Watch Davis' first scenes in the two earliest films in the Grand Illusion series and see two remarkable examples of her fearless allure. In "Jezebel," William Wyler's 1938 Civil War drama, Davis plays Julie, a rebellious young woman whom we first meet as she dismounts from her horse, giddily indifferent to the fact that an entire party of people are waiting for her. Turning toward the camera in her long black riding habit, she saucily catches up its train with her riding crop. (It's a gesture that seems as natural to Julie as breathing, though it reportedly took Wyler and Davis 48 takes to get it right.) Still breathing hard from her ride, she immediately seems more alive than anyone else on screen; as she sashays off to greet the party, we breathlessly follow.

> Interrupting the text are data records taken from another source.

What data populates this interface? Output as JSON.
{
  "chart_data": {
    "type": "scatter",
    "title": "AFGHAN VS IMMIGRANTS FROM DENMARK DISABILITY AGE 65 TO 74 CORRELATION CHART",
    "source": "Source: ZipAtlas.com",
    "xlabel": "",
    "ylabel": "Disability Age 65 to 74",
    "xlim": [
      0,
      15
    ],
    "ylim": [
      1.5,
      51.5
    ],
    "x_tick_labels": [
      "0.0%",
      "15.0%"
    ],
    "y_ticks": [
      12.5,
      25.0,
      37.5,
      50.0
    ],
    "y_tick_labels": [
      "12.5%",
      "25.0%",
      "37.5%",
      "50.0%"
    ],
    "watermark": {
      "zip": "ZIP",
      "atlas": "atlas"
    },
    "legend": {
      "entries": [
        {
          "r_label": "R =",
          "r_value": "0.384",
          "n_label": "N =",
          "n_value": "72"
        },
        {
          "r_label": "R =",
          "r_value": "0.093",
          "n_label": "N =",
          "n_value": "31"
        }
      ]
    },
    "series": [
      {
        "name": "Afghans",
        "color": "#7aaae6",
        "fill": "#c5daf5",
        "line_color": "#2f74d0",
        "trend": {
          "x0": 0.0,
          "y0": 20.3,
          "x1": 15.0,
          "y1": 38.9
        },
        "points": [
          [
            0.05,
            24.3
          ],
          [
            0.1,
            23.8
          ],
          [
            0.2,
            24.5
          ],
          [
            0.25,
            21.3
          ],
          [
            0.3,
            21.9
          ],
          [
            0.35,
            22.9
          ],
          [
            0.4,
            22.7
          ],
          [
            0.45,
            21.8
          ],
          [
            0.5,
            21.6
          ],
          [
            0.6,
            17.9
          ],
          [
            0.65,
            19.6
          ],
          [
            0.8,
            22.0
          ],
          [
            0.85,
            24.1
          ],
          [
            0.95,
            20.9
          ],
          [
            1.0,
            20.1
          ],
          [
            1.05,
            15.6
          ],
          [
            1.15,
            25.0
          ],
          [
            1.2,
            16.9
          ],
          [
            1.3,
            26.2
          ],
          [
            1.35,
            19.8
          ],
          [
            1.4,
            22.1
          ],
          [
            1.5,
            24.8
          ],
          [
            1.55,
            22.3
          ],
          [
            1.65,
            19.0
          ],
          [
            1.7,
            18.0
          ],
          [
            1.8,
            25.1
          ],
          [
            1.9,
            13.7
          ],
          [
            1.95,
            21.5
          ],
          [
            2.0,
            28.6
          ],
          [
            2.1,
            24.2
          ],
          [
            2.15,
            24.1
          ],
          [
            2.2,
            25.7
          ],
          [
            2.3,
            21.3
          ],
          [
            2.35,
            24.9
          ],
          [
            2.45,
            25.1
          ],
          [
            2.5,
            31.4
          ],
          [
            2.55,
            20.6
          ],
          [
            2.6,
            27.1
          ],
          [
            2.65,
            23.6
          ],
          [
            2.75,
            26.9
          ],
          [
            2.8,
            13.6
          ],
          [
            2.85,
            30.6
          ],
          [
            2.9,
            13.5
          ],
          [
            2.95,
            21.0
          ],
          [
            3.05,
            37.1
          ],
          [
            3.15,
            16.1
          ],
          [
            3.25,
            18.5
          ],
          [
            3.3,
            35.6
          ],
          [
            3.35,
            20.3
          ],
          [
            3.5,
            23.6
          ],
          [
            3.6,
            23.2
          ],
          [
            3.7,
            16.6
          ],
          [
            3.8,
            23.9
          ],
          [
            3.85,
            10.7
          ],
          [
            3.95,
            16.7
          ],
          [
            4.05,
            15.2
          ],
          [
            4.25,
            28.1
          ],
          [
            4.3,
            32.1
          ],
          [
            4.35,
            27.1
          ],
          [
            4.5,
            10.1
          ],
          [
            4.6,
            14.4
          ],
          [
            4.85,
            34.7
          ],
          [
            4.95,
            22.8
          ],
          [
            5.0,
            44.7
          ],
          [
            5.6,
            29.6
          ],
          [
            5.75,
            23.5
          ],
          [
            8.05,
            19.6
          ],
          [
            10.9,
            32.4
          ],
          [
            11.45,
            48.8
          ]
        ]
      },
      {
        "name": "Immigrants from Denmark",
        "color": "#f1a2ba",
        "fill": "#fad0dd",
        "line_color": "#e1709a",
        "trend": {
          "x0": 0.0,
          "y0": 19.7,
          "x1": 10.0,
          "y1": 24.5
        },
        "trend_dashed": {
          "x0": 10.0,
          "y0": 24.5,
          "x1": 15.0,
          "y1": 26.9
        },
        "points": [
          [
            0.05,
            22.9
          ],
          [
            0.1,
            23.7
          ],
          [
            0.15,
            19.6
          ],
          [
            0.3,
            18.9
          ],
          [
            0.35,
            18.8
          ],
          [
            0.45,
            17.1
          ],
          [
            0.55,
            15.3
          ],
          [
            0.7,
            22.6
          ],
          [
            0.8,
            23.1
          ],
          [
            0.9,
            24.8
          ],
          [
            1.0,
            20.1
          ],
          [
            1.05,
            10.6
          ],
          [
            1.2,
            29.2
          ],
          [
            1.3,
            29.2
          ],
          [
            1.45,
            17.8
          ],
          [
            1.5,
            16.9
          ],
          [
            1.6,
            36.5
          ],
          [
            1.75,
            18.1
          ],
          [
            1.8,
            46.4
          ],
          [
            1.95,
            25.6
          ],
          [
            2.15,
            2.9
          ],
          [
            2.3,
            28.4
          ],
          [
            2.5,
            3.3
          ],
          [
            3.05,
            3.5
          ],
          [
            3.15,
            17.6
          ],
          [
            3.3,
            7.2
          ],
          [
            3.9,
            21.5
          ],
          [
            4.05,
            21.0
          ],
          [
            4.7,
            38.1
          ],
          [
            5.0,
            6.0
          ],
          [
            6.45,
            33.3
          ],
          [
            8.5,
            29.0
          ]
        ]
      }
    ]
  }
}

Two years later (and also directed by Wyler), the skillful melodrama "The Letter" showcases Davis at her iciest. As the camera pans along the exotic palms of a Singapore rubber plantation, the shadowy nighttime calm is interrupted by a series of gunshots. We see a man falling to the ground in the doorway of the plantation house, and a woman firing the gun, at close range. Her face is composed yet frighteningly blank as she continues to squeeze the trigger, until she runs out of bullets. Davis gives us not a hint of passion or anger or fear — anything that might explain her actions. The unapologetic stillness of her face is riveting. Who is she? Why did she do this? "The Letter" is almost over before she breaks her unearthly calm.

The Grand Illusion series also presents films from Davis' midlife triumphs on screen: "All About Eve," and her regal performance in 1955's "The Virgin Queen." (In the latter film, Davis plays Queen Elizabeth I at the age of 48; she'd already played the monarch at 60, in 1939's "The Private Lives of Elizabeth and Essex.") And it includes three films from her "horror era" late in her career, including the can't-look-away grotesquerie of the former child star Jane Hudson in "Whatever Happened to Baby Jane," alongside former nemesis Joan Crawford. The 1960s thrillers "The Nanny" and "Hush, Hush, Sweet Charlotte" appear in the series as late-night screenings, for those who want a little scary Bette before bedtime.

Though most of Davis' movies are readily available on DVD (including the new box set "The Bette Davis Centenary Celebration Collection," out this week), nothing compares to seeing those eyes blaze in the darkness of a movie theater. Her 100th anniversary provides an opportunity to raise a glass, and a bag of popcorn, to a unique performer whose determination and fire is evident in every frame of her work.

"My passions were all gathered together like fingers that made a fist," she once said. "Drive is considered aggression today; I knew it then as purpose."